The Tesco share price struggled in June even as talk of merger and acquisition (M&A) continued in the UK retail sector. The stock started the month at around 225p and then it rose by 4% to a high of 233p. It is now trading at 222p, which is where it started the month.
What happened. The UK retail sector came in the spotlight in June after an American private equity company announced plans to buy Morrisons, the fourth biggest retailer in the country. While the company rejected the offer, there is a possibility that the PE firm will launch a hostile takeover bid. The report came as another secretive PE firm concluded its acquisition of Asda.
Therefore, there is talk that other UK supermarket chains could be acquired.
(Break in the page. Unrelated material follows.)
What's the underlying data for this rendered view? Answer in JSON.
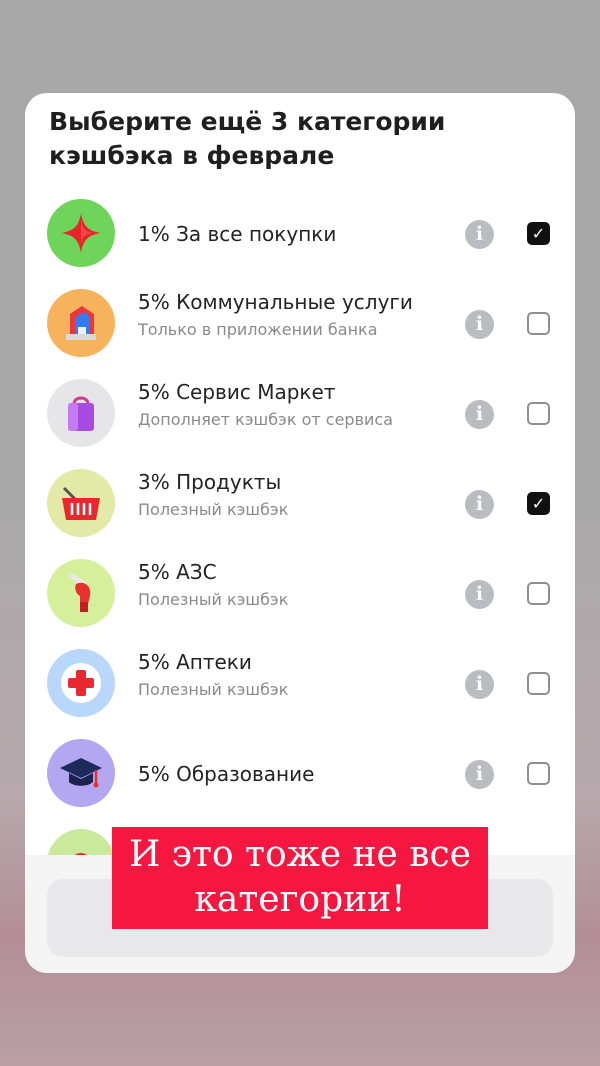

Most analysts believe that Tesco is out of the question because of its $30 billion market capitalization. There are also concerns about whether the UK would approve a takeover of the country’s biggest supermarket chain.
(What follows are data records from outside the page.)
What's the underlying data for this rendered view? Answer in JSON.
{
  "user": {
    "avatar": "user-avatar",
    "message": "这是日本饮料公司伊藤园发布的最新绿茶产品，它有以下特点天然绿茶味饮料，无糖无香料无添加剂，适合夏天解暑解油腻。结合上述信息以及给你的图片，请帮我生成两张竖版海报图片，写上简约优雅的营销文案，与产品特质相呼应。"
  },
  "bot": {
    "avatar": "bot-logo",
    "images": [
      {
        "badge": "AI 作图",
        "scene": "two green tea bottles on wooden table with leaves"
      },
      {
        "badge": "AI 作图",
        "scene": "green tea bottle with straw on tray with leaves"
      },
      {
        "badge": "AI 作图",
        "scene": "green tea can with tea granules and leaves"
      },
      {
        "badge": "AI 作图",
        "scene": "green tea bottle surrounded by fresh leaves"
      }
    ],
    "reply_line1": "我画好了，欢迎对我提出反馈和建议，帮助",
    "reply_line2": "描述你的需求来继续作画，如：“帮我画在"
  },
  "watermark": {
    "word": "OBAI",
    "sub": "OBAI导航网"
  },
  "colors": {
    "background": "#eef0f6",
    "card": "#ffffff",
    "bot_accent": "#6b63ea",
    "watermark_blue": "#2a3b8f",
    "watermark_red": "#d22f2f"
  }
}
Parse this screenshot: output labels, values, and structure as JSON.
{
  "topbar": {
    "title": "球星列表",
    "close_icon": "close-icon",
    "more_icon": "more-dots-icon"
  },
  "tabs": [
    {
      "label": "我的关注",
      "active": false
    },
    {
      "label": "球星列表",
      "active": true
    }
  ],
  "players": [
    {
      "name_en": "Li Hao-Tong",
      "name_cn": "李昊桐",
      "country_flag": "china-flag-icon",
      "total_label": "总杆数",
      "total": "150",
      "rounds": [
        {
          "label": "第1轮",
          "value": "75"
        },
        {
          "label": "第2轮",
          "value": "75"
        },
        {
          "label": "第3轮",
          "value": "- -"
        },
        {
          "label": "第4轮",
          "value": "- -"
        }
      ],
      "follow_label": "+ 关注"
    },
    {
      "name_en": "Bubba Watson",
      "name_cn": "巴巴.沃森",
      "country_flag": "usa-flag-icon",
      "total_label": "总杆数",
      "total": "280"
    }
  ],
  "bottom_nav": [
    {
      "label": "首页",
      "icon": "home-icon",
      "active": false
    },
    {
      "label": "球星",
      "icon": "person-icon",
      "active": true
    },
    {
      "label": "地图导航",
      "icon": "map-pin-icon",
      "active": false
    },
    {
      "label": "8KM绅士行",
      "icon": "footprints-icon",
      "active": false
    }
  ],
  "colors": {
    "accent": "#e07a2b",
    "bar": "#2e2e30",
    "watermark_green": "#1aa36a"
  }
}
The Tesco share price has also struggled because of reports that Amazon will become the biggest retailer in the UK in the next few years. Further, there are concerns that retail sales will start to decline as the UK economy reopens.
Tesco’s financial calendar is relatively muted in July. The company is set to publish the next trading statement in October this year.
Tesco share price forecast
The four-hour chart shows that the TSCO share price is trading between the 50% and 61.8% Fibonacci retracement level. The stock also seems to be forming a symmetrical triangle pattern. Most importantly, there is a bearish buildup close to the lower side of the triangle pattern.
Also, it is slightly below the 25-day and 50-day exponential moving averages (EMA) while the RSI is hovering near the oversold level. Therefore, the stock may break out lower as bears target the next key support at 200p. On the flip side, amove above the 50% retracement at 226p will invalidate this trend.